Two of them held a woman on the ground, a female version of Hajune, tall and lovely. Hajune's memory didn't include a full image of himself, only as much as he could see with his own vision. He fought like a madman, crazed with desperation, while two other Razers bound him to the leg of a giant tripod. His wife's screams filled the universe. Her terror infused my mind, as it had filled Hajune's; I experienced it as he had felt it, through her mind.
Here in the cavity, Hajune gave a strangled cry. Leaning over, he wrapped his arms around his body. Then he lurched to his feet and left the cavity. He strode off into the forest.
Gods. How did he live with that emotional earthquake of a memory? Nor could I understand how such an atrocity could have happened here. This was a Skolian world. Razers couldn't brutalize our citizens. Trader secret police became war criminals the moment they entered Skolian space.

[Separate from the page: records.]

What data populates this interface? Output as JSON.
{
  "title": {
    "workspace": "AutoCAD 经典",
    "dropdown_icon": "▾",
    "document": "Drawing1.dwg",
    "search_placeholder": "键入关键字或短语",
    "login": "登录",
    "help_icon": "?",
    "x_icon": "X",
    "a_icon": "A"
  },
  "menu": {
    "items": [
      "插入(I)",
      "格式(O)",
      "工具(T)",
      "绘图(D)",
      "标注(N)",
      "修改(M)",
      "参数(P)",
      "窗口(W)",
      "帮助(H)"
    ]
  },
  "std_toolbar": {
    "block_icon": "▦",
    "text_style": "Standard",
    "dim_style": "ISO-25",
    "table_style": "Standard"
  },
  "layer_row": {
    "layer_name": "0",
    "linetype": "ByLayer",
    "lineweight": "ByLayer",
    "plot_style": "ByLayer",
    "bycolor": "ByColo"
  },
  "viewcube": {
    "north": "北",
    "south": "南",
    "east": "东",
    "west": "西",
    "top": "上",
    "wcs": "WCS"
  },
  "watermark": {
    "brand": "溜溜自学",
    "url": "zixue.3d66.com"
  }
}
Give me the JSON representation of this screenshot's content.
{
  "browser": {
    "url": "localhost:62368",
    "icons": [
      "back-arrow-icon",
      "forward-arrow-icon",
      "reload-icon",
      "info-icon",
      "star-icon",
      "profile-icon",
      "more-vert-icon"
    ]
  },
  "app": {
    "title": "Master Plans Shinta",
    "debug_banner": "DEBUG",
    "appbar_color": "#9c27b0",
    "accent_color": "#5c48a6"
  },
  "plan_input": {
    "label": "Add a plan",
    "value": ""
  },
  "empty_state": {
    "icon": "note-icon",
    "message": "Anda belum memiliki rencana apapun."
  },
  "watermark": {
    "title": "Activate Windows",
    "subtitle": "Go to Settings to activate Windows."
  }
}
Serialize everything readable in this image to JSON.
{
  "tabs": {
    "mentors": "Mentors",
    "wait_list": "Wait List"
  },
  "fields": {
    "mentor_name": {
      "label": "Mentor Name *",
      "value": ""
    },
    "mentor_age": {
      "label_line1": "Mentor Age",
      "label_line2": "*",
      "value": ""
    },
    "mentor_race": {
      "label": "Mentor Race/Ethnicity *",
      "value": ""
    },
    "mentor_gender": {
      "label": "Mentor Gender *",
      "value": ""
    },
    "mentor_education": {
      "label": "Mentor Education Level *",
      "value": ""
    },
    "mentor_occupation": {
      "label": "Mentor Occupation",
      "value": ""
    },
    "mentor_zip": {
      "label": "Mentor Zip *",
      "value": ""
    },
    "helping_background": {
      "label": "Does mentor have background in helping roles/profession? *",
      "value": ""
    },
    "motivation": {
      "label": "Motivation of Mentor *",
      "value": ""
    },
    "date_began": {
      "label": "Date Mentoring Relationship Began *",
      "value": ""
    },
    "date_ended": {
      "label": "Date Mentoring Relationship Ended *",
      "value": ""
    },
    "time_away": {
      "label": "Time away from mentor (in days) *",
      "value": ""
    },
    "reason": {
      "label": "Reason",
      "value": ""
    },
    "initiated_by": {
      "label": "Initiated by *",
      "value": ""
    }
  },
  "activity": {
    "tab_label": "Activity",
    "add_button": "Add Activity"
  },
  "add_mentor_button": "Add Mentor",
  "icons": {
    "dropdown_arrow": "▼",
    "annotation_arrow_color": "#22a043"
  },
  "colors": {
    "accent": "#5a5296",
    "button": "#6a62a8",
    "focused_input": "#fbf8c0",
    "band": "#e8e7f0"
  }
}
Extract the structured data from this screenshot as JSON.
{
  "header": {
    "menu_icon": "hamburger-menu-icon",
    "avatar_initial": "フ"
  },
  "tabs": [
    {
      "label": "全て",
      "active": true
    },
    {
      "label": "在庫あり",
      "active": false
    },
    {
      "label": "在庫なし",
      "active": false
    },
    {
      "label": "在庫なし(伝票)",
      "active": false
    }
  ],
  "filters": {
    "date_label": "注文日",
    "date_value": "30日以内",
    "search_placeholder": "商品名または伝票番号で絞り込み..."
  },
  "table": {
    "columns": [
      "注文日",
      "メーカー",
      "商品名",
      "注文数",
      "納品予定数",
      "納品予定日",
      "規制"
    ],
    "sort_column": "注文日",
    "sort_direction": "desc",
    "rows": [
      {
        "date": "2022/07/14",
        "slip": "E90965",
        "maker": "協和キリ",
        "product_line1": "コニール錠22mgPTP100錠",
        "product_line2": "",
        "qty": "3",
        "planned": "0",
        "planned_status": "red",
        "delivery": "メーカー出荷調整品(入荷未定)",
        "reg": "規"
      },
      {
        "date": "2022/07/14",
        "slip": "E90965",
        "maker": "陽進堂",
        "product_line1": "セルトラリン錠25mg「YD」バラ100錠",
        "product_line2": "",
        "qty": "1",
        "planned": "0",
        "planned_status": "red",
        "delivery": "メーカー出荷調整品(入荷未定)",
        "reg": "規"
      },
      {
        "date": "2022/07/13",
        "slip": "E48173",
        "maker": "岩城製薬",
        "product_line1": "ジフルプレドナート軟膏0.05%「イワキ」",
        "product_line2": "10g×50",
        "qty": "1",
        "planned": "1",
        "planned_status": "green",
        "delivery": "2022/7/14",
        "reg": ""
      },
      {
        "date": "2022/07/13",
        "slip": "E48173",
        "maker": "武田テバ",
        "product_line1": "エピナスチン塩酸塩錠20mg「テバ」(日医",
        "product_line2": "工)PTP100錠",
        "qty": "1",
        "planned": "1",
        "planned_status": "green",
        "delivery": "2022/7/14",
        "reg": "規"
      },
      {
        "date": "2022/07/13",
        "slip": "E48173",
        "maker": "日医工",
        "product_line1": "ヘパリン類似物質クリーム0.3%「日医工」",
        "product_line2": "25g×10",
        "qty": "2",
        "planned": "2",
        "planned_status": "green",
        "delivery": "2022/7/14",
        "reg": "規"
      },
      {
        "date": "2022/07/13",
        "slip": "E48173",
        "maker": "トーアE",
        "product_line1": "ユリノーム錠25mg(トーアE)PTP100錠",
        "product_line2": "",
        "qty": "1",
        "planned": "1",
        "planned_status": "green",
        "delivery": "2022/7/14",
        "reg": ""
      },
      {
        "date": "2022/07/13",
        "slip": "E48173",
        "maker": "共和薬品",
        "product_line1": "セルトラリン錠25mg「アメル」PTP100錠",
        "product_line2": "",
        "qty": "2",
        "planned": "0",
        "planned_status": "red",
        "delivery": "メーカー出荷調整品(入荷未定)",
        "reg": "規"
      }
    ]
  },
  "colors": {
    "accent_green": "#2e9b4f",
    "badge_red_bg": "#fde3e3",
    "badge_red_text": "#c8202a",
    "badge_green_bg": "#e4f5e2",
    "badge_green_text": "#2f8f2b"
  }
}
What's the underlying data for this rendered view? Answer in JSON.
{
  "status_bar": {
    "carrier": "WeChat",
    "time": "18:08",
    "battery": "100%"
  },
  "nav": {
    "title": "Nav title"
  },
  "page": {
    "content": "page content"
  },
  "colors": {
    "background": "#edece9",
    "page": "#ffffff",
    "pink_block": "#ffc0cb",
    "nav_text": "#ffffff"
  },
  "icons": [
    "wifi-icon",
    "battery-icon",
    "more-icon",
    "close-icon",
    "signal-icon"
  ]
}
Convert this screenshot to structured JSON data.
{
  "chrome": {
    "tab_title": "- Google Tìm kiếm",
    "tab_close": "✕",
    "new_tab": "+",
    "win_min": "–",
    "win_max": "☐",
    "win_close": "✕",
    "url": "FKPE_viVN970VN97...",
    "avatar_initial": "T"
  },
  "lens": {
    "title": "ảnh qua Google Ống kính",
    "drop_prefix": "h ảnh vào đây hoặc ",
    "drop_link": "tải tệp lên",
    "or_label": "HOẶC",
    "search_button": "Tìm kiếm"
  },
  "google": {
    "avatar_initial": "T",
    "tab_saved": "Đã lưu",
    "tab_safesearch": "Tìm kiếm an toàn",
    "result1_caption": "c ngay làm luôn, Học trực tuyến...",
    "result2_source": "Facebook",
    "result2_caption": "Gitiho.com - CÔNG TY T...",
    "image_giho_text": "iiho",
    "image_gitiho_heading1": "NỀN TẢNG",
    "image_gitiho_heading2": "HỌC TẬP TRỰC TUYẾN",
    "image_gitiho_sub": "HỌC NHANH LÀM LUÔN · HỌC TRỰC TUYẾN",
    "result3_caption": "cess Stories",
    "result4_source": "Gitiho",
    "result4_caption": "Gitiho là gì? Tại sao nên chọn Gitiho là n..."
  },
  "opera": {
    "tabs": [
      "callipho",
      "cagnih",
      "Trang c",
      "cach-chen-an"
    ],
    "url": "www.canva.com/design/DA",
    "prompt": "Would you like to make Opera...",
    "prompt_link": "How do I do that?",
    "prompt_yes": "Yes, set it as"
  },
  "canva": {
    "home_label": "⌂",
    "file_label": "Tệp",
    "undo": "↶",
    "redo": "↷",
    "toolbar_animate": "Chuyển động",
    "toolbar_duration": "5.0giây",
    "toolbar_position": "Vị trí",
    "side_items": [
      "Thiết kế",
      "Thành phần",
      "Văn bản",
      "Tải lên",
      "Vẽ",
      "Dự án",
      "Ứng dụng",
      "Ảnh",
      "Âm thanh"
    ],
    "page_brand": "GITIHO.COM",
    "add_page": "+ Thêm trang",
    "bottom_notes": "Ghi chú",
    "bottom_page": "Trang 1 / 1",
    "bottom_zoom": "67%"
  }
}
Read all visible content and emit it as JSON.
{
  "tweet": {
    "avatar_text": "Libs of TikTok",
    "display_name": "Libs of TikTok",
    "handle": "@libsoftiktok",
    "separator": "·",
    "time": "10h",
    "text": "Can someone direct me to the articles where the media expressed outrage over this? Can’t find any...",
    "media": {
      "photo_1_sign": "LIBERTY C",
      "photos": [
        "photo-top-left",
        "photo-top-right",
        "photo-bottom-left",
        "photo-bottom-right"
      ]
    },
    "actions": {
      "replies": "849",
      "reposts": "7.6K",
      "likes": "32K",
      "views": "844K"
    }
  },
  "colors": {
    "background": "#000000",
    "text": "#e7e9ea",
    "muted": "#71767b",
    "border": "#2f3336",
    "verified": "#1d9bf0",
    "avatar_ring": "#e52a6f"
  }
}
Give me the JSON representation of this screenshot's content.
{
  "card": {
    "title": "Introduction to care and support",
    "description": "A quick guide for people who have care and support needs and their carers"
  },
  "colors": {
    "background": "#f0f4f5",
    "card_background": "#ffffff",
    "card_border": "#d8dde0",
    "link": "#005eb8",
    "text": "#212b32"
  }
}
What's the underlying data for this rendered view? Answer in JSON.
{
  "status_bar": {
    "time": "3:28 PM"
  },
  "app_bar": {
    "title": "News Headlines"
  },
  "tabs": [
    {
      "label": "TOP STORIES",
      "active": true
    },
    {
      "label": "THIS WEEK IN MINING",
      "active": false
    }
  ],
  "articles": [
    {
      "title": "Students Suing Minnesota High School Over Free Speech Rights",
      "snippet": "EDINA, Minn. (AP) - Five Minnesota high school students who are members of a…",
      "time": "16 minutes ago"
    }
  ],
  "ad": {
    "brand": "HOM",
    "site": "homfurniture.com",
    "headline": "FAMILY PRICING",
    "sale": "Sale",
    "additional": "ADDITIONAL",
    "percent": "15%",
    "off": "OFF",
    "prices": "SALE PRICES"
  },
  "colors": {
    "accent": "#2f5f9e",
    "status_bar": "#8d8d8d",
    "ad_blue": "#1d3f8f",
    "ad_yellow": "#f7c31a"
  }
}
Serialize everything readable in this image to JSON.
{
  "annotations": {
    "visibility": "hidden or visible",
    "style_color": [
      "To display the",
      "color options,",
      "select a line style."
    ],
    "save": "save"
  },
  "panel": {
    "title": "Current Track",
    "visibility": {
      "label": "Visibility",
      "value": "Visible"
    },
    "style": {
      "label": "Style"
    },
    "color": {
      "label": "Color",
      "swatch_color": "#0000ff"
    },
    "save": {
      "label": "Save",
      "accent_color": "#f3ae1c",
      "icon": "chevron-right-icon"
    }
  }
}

I had to do something. For Hajune. For Eldrin. I couldn't stay on this far-placed moon while Aristos imprisoned my husband, who had given up his freedom, possibly his life, to prevent my suffering a fate similar to Hajune's wife's. This much I knew, at an instinctual level: if the Traders caught Eldrin, Taquinil, or me, they would never let us escape, not even through death.
Outside the shadows had switched direction and evening was falling. The fire continued to smolder. It made me uneasy. A forest fire was unlikely in this wet, low-oxygen climate, but not impossible. Bound as I was, I could do nothing if a spark ignited the moss that carpeted this cavity.
Closing my eyes, I tried to settle my mind. It didn't work. My thoughts contracted into knots and my concentration broke every time a beetle clacked.
It took a long time to reach a meditative state. But finally I spread into a sea of thoughts, calm and serene. Opening my eyes, I saw the cavity ripple like a viscous sea. It wasn't truly bending; it took immense energies to curve spacetime, enough to destroy this moon. I was seeing another reality superimposed on this one, as I transformed…
Gradually I became aware again. A tiny pink flower gleamed in the moss near my eyes, a drop of water on one petal. The aroma of bubbling soup filled the air. Heat from the fire warmed the front of my torso, and my limbs ached with returning circulation. Bizarrely, I had on the blue shift again; I must have gathered more of it in psiberspace. It had a hazy translucence, though. Ghost shift.